Before the widespread use of agriculture and livestock, humans survived through hunting and gathering. The adoption of agriculture by some groups of people is known to have driven great migrations among humans throughout ancient history, Thompson says, but this study made clear the scale of how much this disrupted the distribution of humans in southern Africa.
Modern-day people native to Malawi appear to be completely unrelated to the ancient humans who lived in their country a few thousand years ago—reflecting a much more dramatic migration than Thompson and others would have expected. Other samples confirmed how much movement within Africa has occurred in the last few thousand years, and included a Tanzanian herder who was found to have descendants spread from north to south on the continent.

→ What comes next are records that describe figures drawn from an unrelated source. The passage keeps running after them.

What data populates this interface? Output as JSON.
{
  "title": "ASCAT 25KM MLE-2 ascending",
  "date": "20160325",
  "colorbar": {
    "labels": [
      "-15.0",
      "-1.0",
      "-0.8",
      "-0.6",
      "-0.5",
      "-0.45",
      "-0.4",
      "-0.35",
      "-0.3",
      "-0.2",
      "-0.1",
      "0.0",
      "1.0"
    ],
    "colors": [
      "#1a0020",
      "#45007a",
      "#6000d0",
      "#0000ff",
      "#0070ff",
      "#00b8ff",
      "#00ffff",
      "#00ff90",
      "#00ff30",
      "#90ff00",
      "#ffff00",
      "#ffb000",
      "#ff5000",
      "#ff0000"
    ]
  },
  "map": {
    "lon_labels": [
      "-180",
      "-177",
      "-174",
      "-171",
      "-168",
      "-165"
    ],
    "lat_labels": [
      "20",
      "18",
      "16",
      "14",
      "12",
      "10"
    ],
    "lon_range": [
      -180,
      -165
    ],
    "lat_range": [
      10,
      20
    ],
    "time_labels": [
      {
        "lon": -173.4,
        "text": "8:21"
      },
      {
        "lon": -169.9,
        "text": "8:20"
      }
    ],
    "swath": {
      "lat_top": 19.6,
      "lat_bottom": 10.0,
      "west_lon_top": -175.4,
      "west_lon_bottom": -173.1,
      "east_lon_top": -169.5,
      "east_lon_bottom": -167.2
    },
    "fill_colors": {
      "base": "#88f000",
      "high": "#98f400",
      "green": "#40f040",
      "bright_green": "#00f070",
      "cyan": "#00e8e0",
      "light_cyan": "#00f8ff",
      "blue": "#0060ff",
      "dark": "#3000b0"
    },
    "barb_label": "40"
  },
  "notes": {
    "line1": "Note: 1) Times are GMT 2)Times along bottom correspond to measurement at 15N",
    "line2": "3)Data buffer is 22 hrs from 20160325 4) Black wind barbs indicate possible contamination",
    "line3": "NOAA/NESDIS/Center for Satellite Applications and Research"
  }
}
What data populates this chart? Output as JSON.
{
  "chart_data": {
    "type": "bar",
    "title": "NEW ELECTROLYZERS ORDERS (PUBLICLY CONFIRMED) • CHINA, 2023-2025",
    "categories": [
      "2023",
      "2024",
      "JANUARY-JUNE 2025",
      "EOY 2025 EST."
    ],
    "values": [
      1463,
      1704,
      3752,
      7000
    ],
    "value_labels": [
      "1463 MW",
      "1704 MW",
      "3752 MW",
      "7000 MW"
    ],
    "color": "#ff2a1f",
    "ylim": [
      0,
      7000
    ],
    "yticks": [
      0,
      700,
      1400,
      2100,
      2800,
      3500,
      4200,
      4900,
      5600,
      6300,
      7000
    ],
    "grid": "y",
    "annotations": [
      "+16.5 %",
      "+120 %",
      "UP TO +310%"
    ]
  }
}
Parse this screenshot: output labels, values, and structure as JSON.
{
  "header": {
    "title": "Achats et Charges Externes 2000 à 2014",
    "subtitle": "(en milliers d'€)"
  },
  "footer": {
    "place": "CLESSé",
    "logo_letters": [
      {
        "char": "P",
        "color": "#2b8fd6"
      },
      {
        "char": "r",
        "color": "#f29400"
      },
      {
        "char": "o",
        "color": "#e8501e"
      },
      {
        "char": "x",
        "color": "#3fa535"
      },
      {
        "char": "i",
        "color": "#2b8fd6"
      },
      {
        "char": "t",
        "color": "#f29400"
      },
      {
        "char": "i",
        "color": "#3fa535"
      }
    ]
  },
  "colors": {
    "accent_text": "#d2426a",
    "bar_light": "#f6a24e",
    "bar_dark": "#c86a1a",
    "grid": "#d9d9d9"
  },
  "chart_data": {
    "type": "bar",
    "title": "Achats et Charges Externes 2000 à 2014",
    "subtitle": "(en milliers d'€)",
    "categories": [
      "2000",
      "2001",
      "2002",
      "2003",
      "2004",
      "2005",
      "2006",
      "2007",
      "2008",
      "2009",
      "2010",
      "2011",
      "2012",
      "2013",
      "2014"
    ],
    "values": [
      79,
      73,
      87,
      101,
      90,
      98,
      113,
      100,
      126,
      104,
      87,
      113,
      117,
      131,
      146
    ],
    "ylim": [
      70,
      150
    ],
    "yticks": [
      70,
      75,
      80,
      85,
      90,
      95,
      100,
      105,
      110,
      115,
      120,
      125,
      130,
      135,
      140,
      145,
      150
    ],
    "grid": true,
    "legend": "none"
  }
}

These movements mean that the lineage of modern humans in Africa appears to have mixed much more than previously thought, according to Thompson. "It appears to be one of the most complete population replacements ever documented," she says.
"Human genetic history was complex, and ancient DNA studies from Africa are needed to understand the history there, and are eagerly awaited," said Chris Tyler-Smith, a geneticist at the Wellcome Trust Sanger Institute, via email. "This is the first substantial study of ancient African DNA."
Tyler-Smith, who wasn't involved in the research, said some of the conclusions were expected, such as the fact that populations of hunter-gatherers were replaced by agricultural populations. But other insights, such as how branched the tree of ancestry for modern-day west Africans is, surprised him.
The completion of this sequencing, he says, opens the door to more and better sequencing down the road, and raises more questions about our ancestors.
Eran Elhaik, a geneticist at the University of Sheffield, agrees. "This study opens a window to the past of one of the world's most genetically diverse regions that thus far has remained largely unexplored," he wrote by email. Many assumptions and reconstructions about how ancient humans settled down in Africa may have to be discarded now, he says.
For Thompson and Skoglund, this paper overall highlights how many questions ancient human DNA could unlock in Africa. "I think it's important to bring this tool of ancient DNA that has been very useful for understanding the history of Europe to understand all parts of the world, especially African prehistory," Skoglund says.
Thompson, who is planning to find and sequence more ancient DNA to paint an even clearer picture of where and how people lived in Africa long ago, says she expects much more research coming out of this tool in the near future. "I think it's going to be a doorway that's wide open now," Thompson says.